Whuch party costs you most in Council Tax? Well, according to the coming year’s figures, it’s Tory-run councils which are levying the biggest increases: a whopping 30 of the top 40 council tax rises have been imposed by the Conservatives. And one of the highest in the country was West Oxfordshire – where none other than David Cameron is the local MP!
And on what, you may ask, are these Tory councils spending these council tax increases? Here are a few choice examples:
· Conservatives on Leicestershire County Council spent £6,000 hooking up their fleet of lawn mowers to sat navs.
· Conservatives running Kent County Council were on the road to ruin when they poured £28 million on moving their Highways Department to new premises – and not a penny of it was spent on improving the roads.
· Losing money is a fine art for the Conservatives in Kent where they spent nearly £8 million on building a brand new art gallery – without a brick ever being laid.
· Conservative Bedfordshire County Council is being abolished. Did they give back taxpayers’ money they still had in the council bank account? No! They spent £250,000 on commemorative medals, a souvenir book, food for councillors and officers past and present, a service of thanksgiving, a flag-lowering ceremony and a concert.
· Conservative run Hampshire gave their HQ a makeover, with the bill coming in at £40 million. They splashed out £12,000 on installing 6 designer taps and over £1 million on new furniture, including designer desks and chairs.
· In Wokingham, the Conservatives messed up a project to build a special school. The result: costs rocketed by nearly 50% – adding £3 million to the bill.


6 Comments
Your headline ‘Tory councils cost you more’ bears no resemblance to the text of your story, which refers to the increase in cost not to the cost.
glasshouses and stones – see Cornwall and Aberdeen for starters…….
This Government (like Governments before it), politically skews the grant system. Thus councils like Hampshire receive the lowest grant per head of population, but still manage to produce ‘low’ council tax compared to many Government favoured councils receiving huge grants. So comparing councils in this way is futile. What is needed is a reformation of the council tax system. All of the main parties still insist on having a property element in council tax and all know that because of property values, some areas of the country are ill served. The old cliche, ‘people living in the South are not necessarily rich and people living in the North are not necessarily poor’ is very true. The state pension wherever you live is the same – and yet a similar property in different areas of the country can vary by as much as five or even six bands.
If we are to keep a property based tax then there has to be regional banding or maybe a hybrid system.

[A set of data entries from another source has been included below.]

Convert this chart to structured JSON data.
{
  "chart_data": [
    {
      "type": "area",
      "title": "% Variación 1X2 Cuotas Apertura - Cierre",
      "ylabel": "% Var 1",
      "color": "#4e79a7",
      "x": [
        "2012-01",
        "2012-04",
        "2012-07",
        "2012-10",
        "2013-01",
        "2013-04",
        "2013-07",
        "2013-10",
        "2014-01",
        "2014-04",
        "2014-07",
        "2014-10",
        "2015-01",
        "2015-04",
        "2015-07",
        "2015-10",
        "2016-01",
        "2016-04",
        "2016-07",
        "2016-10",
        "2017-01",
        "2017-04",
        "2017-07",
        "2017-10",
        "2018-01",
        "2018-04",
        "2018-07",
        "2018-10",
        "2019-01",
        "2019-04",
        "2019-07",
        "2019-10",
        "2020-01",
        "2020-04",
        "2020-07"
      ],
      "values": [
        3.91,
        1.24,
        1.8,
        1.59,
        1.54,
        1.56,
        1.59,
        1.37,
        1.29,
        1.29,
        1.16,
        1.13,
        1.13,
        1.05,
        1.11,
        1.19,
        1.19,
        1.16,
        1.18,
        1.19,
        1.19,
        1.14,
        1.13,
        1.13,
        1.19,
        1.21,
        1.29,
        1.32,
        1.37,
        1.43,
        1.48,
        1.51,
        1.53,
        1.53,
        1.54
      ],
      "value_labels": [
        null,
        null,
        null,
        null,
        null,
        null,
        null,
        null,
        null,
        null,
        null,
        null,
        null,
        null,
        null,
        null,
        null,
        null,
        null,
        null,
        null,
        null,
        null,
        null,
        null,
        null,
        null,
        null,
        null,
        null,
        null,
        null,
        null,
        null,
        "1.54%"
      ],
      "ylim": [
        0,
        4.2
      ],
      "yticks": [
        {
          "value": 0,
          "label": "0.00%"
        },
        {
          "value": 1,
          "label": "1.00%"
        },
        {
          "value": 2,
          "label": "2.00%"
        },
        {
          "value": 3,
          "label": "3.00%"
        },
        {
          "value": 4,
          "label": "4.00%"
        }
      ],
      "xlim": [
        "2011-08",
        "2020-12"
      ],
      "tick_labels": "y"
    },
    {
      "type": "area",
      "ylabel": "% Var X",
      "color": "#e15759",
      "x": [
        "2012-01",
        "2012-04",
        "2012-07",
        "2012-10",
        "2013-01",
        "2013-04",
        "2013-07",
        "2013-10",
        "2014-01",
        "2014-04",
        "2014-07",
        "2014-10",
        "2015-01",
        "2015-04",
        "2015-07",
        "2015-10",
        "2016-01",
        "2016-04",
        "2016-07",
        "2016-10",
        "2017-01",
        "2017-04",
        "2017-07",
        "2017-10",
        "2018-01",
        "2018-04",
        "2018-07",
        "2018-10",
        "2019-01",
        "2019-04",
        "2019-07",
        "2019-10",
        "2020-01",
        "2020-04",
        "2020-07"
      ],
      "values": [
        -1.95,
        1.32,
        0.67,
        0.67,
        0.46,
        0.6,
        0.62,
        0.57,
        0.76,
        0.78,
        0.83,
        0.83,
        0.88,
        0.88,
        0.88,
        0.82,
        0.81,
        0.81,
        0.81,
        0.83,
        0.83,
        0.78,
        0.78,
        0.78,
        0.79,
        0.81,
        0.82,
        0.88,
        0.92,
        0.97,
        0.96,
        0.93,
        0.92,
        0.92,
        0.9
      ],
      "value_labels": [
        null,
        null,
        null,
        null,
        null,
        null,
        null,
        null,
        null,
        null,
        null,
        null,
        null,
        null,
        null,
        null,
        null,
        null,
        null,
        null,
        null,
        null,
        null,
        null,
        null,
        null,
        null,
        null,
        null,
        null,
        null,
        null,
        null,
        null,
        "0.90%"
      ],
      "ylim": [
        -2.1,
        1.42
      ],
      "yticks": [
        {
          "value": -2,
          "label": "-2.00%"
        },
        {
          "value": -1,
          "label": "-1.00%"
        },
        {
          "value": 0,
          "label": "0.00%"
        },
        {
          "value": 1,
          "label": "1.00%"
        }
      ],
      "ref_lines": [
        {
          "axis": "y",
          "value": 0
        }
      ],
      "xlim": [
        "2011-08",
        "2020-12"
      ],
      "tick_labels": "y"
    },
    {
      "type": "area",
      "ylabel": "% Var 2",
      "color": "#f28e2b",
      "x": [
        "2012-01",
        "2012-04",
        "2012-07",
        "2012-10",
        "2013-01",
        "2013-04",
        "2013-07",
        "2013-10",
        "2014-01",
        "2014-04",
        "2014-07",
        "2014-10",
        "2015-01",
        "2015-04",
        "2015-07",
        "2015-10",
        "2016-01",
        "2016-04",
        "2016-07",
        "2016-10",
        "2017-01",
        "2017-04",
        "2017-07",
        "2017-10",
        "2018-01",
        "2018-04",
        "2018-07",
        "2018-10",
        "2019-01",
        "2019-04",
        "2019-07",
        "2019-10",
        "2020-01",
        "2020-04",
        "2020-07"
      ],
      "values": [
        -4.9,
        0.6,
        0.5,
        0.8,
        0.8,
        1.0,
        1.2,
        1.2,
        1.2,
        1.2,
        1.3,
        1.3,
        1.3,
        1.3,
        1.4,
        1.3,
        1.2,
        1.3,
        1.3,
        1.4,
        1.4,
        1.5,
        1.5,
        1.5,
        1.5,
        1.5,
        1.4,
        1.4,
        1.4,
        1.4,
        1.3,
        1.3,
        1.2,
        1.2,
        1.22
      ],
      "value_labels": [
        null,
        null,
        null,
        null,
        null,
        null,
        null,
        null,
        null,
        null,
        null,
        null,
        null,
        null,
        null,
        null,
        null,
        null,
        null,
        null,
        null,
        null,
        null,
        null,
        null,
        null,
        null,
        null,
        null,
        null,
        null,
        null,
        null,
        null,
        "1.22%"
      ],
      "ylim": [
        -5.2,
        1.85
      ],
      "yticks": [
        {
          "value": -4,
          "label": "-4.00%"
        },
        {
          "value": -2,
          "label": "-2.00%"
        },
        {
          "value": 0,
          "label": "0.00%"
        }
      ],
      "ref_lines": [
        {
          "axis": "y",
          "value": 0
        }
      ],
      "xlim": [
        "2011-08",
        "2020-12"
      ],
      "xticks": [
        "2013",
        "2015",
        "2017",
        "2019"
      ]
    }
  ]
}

Everyone uses the services provided by local government, therefore everyone should contribute the same towards paying for them. This Government, nor any succeeding Government should expect householders to pay more for those services that other sections of the community.
I agree with David Boothroyd (for once).
This is silly populist party political knocking, and not a serious analysis.
For example, when the “satnavs for lawnmowers” story first came up, I looked into what it really involved and actually it sounded to me like a reasonably sensible system. After that, I cannot trust a word on the rest of what is written here.
In any case, given the limited power of local government, the extent to which “the Conservatives” may be limited.
This silly party political knocking is what is turning people off politics. It is a big contributory factor to the crisis we are now seeing – a crisis which could today see a major rise in support for grossly unacceptable political parties (I do not use the word “fascist” because I reserve that word for its true meaning – a supporter of political systems where all power is given to one person, so properly anyone who supports directly elected executive mayors is a fascist, someone who is a vile racist but supports collective decision making is not).
If we want to restore credibility to democracy, we must change the way we do things. That means concentrating on positive political messages, and seriously presenting people with the options and admitting to the limitations any government must face. Not “yah boo sucks, we can solve all the world’s problems, and the others are all evil people whose only desire is to bleed you dry for their own personal aggrandisement”.
Gordon Brown, with his clunking fist and dour demeanour would make a good speaker!
LibDem could be a good party if they have been given the opportunity to govern the nation. but the question is does today’s society really care about what happens to others? Everyone now thinks about their pocket and the wellbeing of their families. Let LIBDEM under Nick Clegg stick together in honesty, transparency, loyalty, truthfulness and in solidarity for it’s only this basis shall they succeed.